AVIVÔ is the proposal to connect four artists by a space, four artists joined by this fever to circulate, who attempt to override interior and exterior constraints, to be but fluid, diffuse, extended and vibrating clouds connecting the here and the elsewhere.
In AVIVÔ, fever is represented by the cloud. A light mass, of indecisive form, as if in suspension, the cloud is free to go into an infinite and indefinite space from which it can cleave every place. The permanent metamorphosis of the cloud, reminds us of the freedom to be and to become. Impossible to confine to a precise form, at the mercy of the winds and time, it deforms itself and represents perpetual renewal. Transformed, it is never the same as it was the previous moment, creating conditions for an impossible delimitation. Clouds are at the same time familiar, mysterious, visible and elusive, capable of hiding a part of the sky without obstructing the light.
Zinkpè gives substance to AVIVÔ with his eponymous installation. He offers us his own cloud, this globe of Ibeji statuettes that float together, creating billions of spaces between them without a line ever appearing. The statues spin. Never stable, they evoke uncertainty, the perhaps, in front of which no border can resist. The installation as a whole is thus subjected to the hazards of its environment – visitors, a breath, or an elusive presence.

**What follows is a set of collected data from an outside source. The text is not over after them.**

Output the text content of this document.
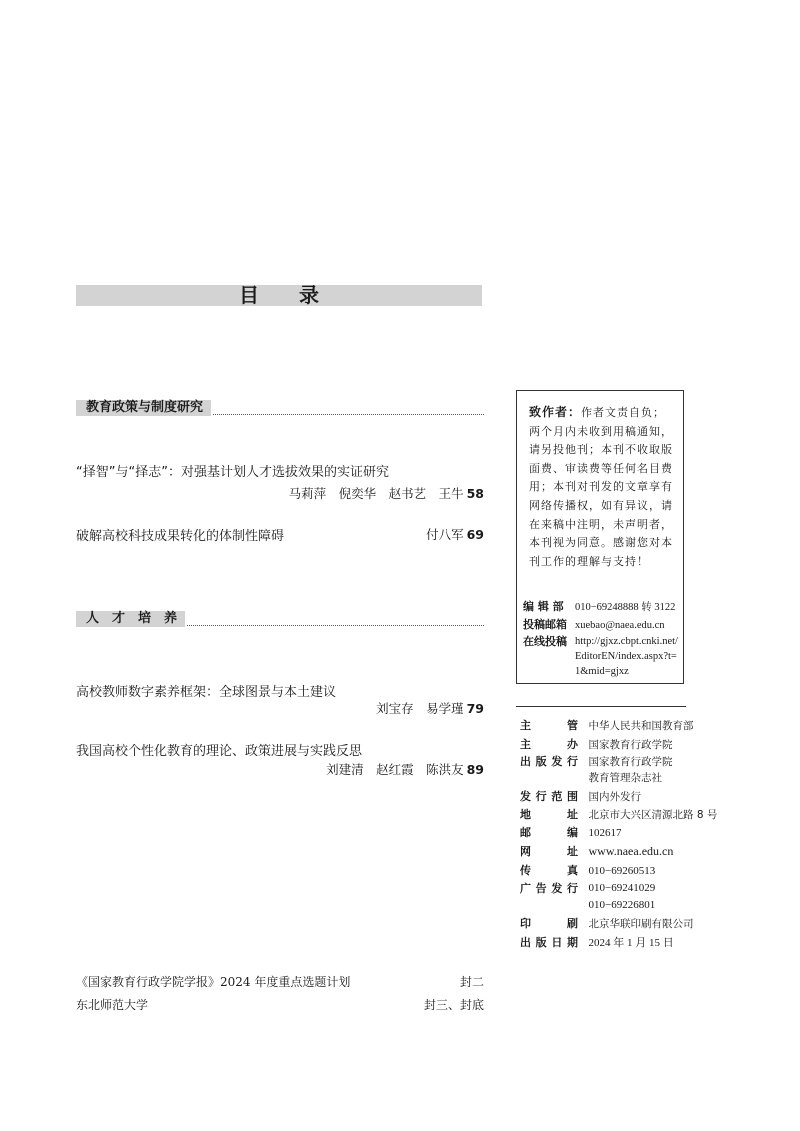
目录
教育政策与制度研究
“择智”与“择志”：对强基计划人才选拔效果的实证研究
马莉萍　倪奕华　赵书艺　王牛 58
破解高校科技成果转化的体制性障碍	付八军 69
人　才　培　养
高校教师数字素养框架：全球图景与本土建议
刘宝存　易学瑾 79
我国高校个性化教育的理论、政策进展与实践反思
刘建清　赵红霞　陈洪友 89
致作者：作者文责自负；两个月内未收到用稿通知，请另投他刊；本刊不收取版面费、审读费等任何名目费用；本刊对刊发的文章享有网络传播权，如有异议，请在来稿中注明，未声明者，本刊视为同意。感谢您对本刊工作的理解与支持！
编 辑 部 010−69248888 转 3122
投稿邮箱 xuebao@naea.edu.cn
在线投稿 http://gjxz.cbpt.cnki.net/
EditorEN/index.aspx?t=
1&mid=gjxz
主管　 中华人民共和国教育部
主办　 国家教育行政学院
出版发行　 国家教育行政学院
教育管理杂志社
发行范围　 国内外发行
地址　 北京市大兴区清源北路 8 号
邮编　 102617
网址　 www.naea.edu.cn
传真　 010−69260513
广告发行　 010−69241029
010−69226801
印刷　 北京华联印刷有限公司
出版日期　 2024 年 1 月 15 日
《国家教育行政学院学报》2024 年度重点选题计划	封二
东北师范大学	封三、封底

Symbols of fecundity and gentleness through the rain they hold, clouds reflect the magic of the world, the transience of all things and the hope of a future always possible carried by the continuity of the lives of women and men. Zinkpè carved his cloud with a knife, giving birth to a multitude of intertwined lives represented by these small wooden statuettes, as much identical as they are different. They represent twinship, this imperfect double, this exception of life which allows women to give birth to two children, creating in fact, a most particular interspace. Celebrated across borders in Benin, Nigeria, Togo and Ghana, Zinkpè pays tribute to the creation of life and the invisible and magical ties that interweave the world.
Through his fever, Zinkpè transmits.
Joël Degbo, in residence in Benin at Zinkpè’s studio, proposes a new series devoted to the Beninese cityscape. Through painting, but also video and installation, Joël addresses the question of the history of territories, spaces in mutation and their heritage, especially of places discredited, abandoned or forcibly displaced. He seeks to write their memory.
In doing so, Joël’s personal history seeps into his works; his double heritage, his multiple Franco-Beninese identity, gives him this sensation of partial belonging – notably in the painting Palmier au milieu d’un jardin villepintois (Palm Tree in the Middle of a Garden in Villepinte) from his series on the Parisian inner city. Like a self-portrait, this palm tree, implanted elsewhere, symbolizes this feeling of exteriority.
In Cotonou, Joël crossed the path of the new palm grove welcoming residents at the entrance to Fidjrossè where once stood an entire neighborhood. These short palm trees, recently planted, have replaced lives, in the name of a new city, of a new hope. In painting these palm groves, Joel moves from self-portrait to portrait. His journey to Benin, his land of origin, his reconnection with his identity allowed him this transfer. This homecoming is translated by this connection to these displaced lives. His reconstruction coincides with that of this invisible neighborhood to
which he pays homage, the portrait of all these lives that cement an intangible heritage for this space at first sight seemingly deserted.
Gregory Olympio, in order to describe his will to free women and men from their identities, invents new ones. His double portraits refer to all and no one at once, they are imaginary beings created from real or fabricated memories. Nothing more is said about the relationship of these two characters. The space, between them, suggests. It leaves room for the possible. Their area of contact specifies a little, without saying too much. Are they related, lovers, brothers or neighbors, or simply co-existing? Gregory does not elaborate, he refuses to confine. The contours are never clear, always attentive
to one color or another.
Didier Viodé has chosen to question himself. In this series, he has devoted himself to an introspective work. What better way to explore the subtlety of existence than to question his own identity. Regarder le monde (Looking at the World), is for Didier the moment to rest an eye on his inner path, it is an autobiographical introspection which gives form to images and gestures of his life, his parents, his childhood, his beliefs. He lays bare his intimacy to reveal himself beyond his own body. He speaks of his journey and his detours. The portraits without faces preserve a certain modesty, he reveals himself without confiding in us the details.